In the mid-1970s, Auerbach’s paintings of this park changed. Where in former works the artist explored space and colour, the paintings from 1973 onwards display an emphasis on the structural power of a central focal point; a compositional feature that takes its precedent from a visit to Tretire in Herefordshire that same year. Here the artist was struck by the beauty and arresting presence of a single tree that stood alone in the sloping landscape. In the present work this is evident in the umbrella of large trees dominating the composition.
These large, vigorous depictions of Primrose Hill are the result of a long and laborious process. The sheer volume and viscosity of paint used in these considerable landscape paintings meant that any attempt at working outdoors would be impossible. Instead, the artist would prepare several sketches in situ, of which at least one was made earlier that day as a way of gathering information. Back in his studio he then began an intense process of continual erasure in order to arrive at the final painting. Famous for his intensely worked canvases, Auerbach ruthlessly scraped off the toiled surface of works that failed to please his ever-critical eye and began again the next day. In 1978 he said, about the Primrose Hill pictures, “I visualise a piece of recalcitrant fact and I have a hope of an unvisualised picture which will surprise me arising out of my confrontation with this fact” (Frank Auerbach quoted in: Exh. Cat., London, Tate Britain, (and travelling), Frank Auerbach, 2015, p.143). These large heavily worked paintings demanded extreme physical exertion. As the artist explained: “The bigger pictures are an actual physical effort, they mean keeping a degree of physical tension and activity going for weeks and weeks on end. One just hopes the thing is finished, so that one can slightly relax and start on something where one proceeds in a more manageable way, but one turns it to the wall, hopes it’s finished, but one looks at it the next day and it just isn’t at all! And one has to break it up and make a further effort, that’s the way I work: I finish pictures again and again several times a day until finally it seems to me that it’s got a little something... I actually change a painting that is purple and blue with most of the weight at the bottom, into a painting that might be orange and green and yellow with three centres of activity. It really changes because the essence isn’t in the surface look but somehow in the imaginative grasp one has of the activity of one’s material” (Ibid.). Auerbach’s method of relentless re-revaluation eventually reaches a point of distillation; a poignant conflation of what he has seen and experienced.

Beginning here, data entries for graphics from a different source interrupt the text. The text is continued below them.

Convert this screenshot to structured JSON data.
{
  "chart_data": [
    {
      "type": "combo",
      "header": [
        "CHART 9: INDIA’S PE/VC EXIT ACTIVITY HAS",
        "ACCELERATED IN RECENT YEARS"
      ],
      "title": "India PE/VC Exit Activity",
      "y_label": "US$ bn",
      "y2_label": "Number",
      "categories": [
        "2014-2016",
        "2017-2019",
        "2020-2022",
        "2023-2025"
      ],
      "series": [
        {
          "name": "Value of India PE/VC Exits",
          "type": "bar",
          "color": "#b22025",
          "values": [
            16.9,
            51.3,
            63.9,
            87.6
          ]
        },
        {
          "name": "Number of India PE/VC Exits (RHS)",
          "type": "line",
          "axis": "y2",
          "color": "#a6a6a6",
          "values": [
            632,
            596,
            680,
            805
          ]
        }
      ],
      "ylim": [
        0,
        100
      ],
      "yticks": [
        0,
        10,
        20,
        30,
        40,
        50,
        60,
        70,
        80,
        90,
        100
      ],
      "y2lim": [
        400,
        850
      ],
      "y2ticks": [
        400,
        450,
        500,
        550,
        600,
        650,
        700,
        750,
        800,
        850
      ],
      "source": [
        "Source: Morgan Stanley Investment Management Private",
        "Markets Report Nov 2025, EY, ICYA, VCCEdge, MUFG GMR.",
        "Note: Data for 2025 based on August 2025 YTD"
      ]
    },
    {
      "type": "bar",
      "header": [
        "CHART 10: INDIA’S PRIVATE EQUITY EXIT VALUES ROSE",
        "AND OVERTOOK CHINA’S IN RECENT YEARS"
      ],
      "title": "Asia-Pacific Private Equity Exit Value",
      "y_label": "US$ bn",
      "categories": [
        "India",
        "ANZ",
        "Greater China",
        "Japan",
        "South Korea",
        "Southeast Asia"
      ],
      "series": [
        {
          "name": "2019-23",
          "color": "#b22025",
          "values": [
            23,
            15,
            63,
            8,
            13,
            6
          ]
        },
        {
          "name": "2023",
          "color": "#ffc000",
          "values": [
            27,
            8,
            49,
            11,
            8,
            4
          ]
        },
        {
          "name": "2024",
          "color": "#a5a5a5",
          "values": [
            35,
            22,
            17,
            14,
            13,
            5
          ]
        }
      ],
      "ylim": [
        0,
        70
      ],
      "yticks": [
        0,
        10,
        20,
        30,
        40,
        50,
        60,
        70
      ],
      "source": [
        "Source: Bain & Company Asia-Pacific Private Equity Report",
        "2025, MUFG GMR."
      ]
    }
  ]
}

For Auerbach, Camden – a pocket in North London that he has called home for most of his life – is both an endless source of inspiration, as well as one of his greatest loves. Describing his treasured neighbourhood, the artist proclaimed: “This part of London is my world. I've been wandering around these streets for so long that I have become attached to them, and as fond of them as people are of their pets” (Frank Auerbach quoted in: Exh. Cat., London, Royal Academy of Arts, Frank Auerbach Paintings and Drawings 1954-2001, 2001, p. 15). Primrose Hill, in particular, was for many years a cherished Arcadian escape from the grime and noise of the hectic metropolis. Its stimulating pastoral landscape and invigorating visual effect is nowhere more perfectly captured than in the warm glow of the present work.